2013年9月10日(火)
「未認識債務の即時認識」を骨子とする、わが国の新たな退職給付会計(2012年5月改正の「退職給付に関する会計基準」)が、今期(2014/3期、2013年度)から適用される。
上場企業が新会計基準を義務づけられるのは期末の本決算からだが、すでに31社が第1四半期(2013年4-6月期)の段階でその早期適用に踏み切った。その中から典型的なケースを紹介しながら、新しい会計基準の導入に伴う日本企業の財政状態への影響を取り上げたい。

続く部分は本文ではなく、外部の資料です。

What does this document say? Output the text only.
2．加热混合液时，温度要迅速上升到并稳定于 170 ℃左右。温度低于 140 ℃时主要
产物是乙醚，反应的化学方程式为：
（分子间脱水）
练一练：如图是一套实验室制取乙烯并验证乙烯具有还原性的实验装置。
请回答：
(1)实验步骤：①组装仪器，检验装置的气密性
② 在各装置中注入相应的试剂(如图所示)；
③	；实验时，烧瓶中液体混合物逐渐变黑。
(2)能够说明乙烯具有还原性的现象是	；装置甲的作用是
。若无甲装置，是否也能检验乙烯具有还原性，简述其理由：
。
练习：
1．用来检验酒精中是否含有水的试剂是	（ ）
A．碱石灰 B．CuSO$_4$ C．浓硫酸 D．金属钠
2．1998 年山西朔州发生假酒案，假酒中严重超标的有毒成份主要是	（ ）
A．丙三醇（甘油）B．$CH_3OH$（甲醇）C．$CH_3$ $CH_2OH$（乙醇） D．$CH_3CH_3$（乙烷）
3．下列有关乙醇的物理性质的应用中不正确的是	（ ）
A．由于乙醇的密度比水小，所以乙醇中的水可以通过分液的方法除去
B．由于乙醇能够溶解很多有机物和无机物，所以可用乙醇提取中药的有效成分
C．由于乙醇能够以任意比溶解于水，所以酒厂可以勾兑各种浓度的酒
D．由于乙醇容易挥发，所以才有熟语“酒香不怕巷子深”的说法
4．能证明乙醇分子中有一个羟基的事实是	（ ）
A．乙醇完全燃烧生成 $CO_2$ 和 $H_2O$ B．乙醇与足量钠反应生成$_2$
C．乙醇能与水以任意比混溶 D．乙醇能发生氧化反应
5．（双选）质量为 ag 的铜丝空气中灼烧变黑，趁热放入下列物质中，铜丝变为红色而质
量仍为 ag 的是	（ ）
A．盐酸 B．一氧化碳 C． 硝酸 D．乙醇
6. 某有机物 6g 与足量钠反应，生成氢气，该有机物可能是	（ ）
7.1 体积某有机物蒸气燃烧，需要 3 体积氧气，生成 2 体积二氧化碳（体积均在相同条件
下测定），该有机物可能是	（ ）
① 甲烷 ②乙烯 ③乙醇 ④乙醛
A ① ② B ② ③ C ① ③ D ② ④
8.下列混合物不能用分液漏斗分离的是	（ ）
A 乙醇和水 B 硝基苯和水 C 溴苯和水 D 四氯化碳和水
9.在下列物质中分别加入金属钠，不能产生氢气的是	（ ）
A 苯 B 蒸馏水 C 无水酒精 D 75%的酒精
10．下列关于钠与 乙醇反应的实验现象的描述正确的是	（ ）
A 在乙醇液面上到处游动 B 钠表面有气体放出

新退職給付会計の適用開始に伴い、それまでオフバランスであった未認識債務は、B/S(貸借対照表)上でしっかり認識される。はじめに、その会計処理を簡単に説明しよう。
まず、退職金・年金制度で会社の抱える「退職給付債務」からそのために運用する「年金資産」を控除した純債務のうち、これまで負債の部にあったのはその一部(退職給付引当金)に過ぎない。
それに対し新会計基準では、残る未認識債務も合わせた純債務全体が、新たな勘定「退職給付に係る負債」でもって負債計上される。すなわち、従来よりも会社の負債は増加する。
また未認識債務は、会社の負債であるのと同時に、その大半が年金資産の運用で抱える含み損(数理計算上の差異)で構成される。
そこで未認識債務の額は、持合株の株価下落での含み損や在外子会社の純資産に係る円高での含み損と同様に、自己資本の中の含み損益を表すOCI累計額(その他の包括利益累計額)に反映される。
税効果を加味のうえ、OCI累計額の中の新勘定「退職給付に係る調整累計額」にマイナス計上されるため(*)、会社の自己資本は従来よりも減少する。
未認識債務の負債・資本への反映に加え、新たな退職給付会計基準を早期適用し始めた企業の大半は、同時に退職給付債務の算定方法も見直している。
まず将来の給付見込額は、全期間均等と単純化した「期間定額基準」から、年功序列制などを考慮し期間ごとの金額をきちんと見積もる「給付算定式基準」へ。
また給付見込額を現在価値に換算するための割引率は、平均期間までの金利から、給付見込み期間ごとの金利を反映したものへ、それぞれ変更されている。
これらの算定方法の見直しに伴う退職給付債務の額の変化も、会社の自己資本に反映される。
退職給付債務が増えた場合は、税効果を加味のうえ、自己資本の中の利益剰余金が減る要因となる(**:逆に退職給付債務の額の減少は、利益剰余金が増える要因である)。
以上により、まず未認識債務のオンバランス化による負債の増加と資本の減少は、会社の財政状態の健全性を表す自己資本比率の低下へ作用する。
また、退職給付債務の算定方法の見直しに伴い、その増額による負債増・資本減はさらなる自己資本比率の低下要因となる(逆に退職給付債務の減額による負債減・資本増は、自己資本比率低下に歯止めを掛ける)。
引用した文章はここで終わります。